Article body
En pleine crise sanitaire de la Covid-19 au printemps 2020, Pascal Demurger, directeur général de la MAIF, entreprise française célèbre pour sa signature d’assureur militant, défend le monde de l’assurance attaqué de toutes parts par ces mots : « Les assureurs ont un rôle à jouer dans la société, pour amortir les chocs, pour accompagner les populations dans les crises. C’est cela qui nous guide. Sans doute le secteur dans son ensemble aurait-il dû agir dans ce sens plus tôt, plus vite, plus fort. »[1] Hasard ou coïncidence, ce grand dirigeant français a publié à l’été 2019 un essai ambitieux sur sa vision de l’entreprise du xxie siècle, dont il a confié la préface à Nicolas Hulot, écologiste engagé et ancien ministre français de la Transition écologique et solidaire en 2017-2018. Ce dernier confirme que « les entreprises doivent devenir des acteurs d’une transition écologique et sociale d’ampleur. […]. La RSE (responsabilité sociétale des entreprises) est certes devenue un garde-fou tangible et louable, mais un changement d’échelle est désormais impératif […]. Le graal du xxie siècle est de donner au travail une dimension de plaisir, car, oui, l’entreprise est un objet politique. Oui, celle-ci peut et doit, elle aussi, changer le monde. » (p. 11-13)

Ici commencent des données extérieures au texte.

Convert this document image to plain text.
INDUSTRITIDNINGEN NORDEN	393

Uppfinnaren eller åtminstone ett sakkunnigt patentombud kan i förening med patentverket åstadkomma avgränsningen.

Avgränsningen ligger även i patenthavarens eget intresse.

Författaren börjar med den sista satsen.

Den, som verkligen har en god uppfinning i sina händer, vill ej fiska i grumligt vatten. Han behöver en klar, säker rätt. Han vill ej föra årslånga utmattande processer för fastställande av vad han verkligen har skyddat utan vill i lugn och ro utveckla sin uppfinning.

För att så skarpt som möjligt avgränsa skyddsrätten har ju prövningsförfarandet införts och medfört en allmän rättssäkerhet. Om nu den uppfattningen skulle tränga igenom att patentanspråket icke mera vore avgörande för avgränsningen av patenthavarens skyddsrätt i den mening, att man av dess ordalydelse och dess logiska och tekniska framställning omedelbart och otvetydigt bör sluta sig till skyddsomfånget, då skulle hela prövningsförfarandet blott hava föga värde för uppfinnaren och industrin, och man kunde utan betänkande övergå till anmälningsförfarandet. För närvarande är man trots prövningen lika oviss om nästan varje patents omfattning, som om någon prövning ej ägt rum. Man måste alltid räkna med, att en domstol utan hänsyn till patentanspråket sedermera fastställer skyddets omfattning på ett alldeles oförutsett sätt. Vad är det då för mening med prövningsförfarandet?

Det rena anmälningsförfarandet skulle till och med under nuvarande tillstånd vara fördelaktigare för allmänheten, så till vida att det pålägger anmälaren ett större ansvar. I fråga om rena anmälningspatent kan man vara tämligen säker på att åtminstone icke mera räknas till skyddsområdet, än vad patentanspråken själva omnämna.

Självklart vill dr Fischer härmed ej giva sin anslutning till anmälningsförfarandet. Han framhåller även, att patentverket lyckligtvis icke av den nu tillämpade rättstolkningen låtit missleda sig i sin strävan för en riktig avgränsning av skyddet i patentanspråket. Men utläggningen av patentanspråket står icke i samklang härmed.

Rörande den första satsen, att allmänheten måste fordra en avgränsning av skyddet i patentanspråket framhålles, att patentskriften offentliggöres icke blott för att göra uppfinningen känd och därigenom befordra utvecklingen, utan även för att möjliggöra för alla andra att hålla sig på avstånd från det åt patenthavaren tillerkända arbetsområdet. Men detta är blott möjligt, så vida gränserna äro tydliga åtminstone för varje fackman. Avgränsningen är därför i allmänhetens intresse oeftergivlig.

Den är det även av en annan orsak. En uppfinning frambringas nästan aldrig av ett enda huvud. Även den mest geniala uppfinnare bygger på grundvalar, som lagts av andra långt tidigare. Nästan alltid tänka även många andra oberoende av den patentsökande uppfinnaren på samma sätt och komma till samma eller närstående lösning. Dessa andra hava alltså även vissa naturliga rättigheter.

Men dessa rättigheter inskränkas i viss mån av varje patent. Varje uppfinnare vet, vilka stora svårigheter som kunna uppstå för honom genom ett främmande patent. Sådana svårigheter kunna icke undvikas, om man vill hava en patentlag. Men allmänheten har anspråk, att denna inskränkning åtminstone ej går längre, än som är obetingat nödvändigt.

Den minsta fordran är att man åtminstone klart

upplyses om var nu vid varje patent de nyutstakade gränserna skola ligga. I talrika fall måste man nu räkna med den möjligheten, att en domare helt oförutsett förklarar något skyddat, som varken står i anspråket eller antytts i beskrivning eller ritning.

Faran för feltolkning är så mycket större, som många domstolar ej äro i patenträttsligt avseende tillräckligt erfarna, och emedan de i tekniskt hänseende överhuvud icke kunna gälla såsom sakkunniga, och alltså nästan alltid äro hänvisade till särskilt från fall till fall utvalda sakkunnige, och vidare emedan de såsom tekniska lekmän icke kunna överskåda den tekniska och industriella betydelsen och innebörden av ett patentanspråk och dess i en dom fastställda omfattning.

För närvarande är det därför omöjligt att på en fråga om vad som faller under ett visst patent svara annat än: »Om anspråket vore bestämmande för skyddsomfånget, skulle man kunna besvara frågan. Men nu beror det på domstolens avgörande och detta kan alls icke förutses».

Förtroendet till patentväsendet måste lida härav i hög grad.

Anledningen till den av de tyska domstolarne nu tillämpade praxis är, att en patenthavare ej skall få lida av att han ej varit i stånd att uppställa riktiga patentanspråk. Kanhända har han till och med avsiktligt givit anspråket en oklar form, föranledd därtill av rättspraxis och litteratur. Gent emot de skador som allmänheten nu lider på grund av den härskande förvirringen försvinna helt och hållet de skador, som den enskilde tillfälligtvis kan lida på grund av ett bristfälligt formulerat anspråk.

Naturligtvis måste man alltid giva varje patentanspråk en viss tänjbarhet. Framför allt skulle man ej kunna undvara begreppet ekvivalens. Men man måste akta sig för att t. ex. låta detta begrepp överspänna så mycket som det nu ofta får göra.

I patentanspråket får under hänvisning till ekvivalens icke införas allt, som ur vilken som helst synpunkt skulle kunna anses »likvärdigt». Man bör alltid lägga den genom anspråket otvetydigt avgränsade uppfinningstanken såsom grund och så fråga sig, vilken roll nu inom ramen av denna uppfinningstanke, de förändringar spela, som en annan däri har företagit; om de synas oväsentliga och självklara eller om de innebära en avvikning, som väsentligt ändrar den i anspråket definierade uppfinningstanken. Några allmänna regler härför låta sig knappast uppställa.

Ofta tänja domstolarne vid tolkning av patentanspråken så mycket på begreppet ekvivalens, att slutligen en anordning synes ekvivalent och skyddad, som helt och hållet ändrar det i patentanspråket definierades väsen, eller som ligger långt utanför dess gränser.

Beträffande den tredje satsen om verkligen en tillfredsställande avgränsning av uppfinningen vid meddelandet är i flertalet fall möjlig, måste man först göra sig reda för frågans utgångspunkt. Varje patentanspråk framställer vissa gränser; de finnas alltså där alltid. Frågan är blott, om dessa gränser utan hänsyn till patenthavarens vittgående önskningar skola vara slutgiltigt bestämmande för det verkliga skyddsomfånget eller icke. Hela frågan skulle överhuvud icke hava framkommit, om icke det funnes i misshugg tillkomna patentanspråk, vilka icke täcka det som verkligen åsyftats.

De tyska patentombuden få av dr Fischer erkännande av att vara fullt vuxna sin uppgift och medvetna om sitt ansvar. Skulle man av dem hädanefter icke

L’introduction intitulée L’âge de la conscience revient sur les défis majeurs auxquels notre monde est confronté : montée des inégalités sociales, changement climatique, etc. et précise l’impérieuse nécessité de dépasser les réponses bien connues comme la RSE pour davantage s’engager dans un modèle d’entreprise politique tel que désormais pratiqué au sein de la MAIF, un modèle faisant de son engagement une source majeure de sa performance.
L’ouvrage est construit autour de deux parties : la première, L’entreprise, menace ou secours pour le monde ?, questionne le rôle de l’entreprise en proie à une inconséquence économique couplée à une impuissance politique croissante et la seconde, L’entreprise politique, de l’expérience au modèle, décrit et analyse la révolution opérée à la MAIF durant ces dernières années pour en proposer un modèle réplicable à l’ensemble des entreprises pour changer le monde et atteindre un développement plus respectueux de l’environnement et des personnes.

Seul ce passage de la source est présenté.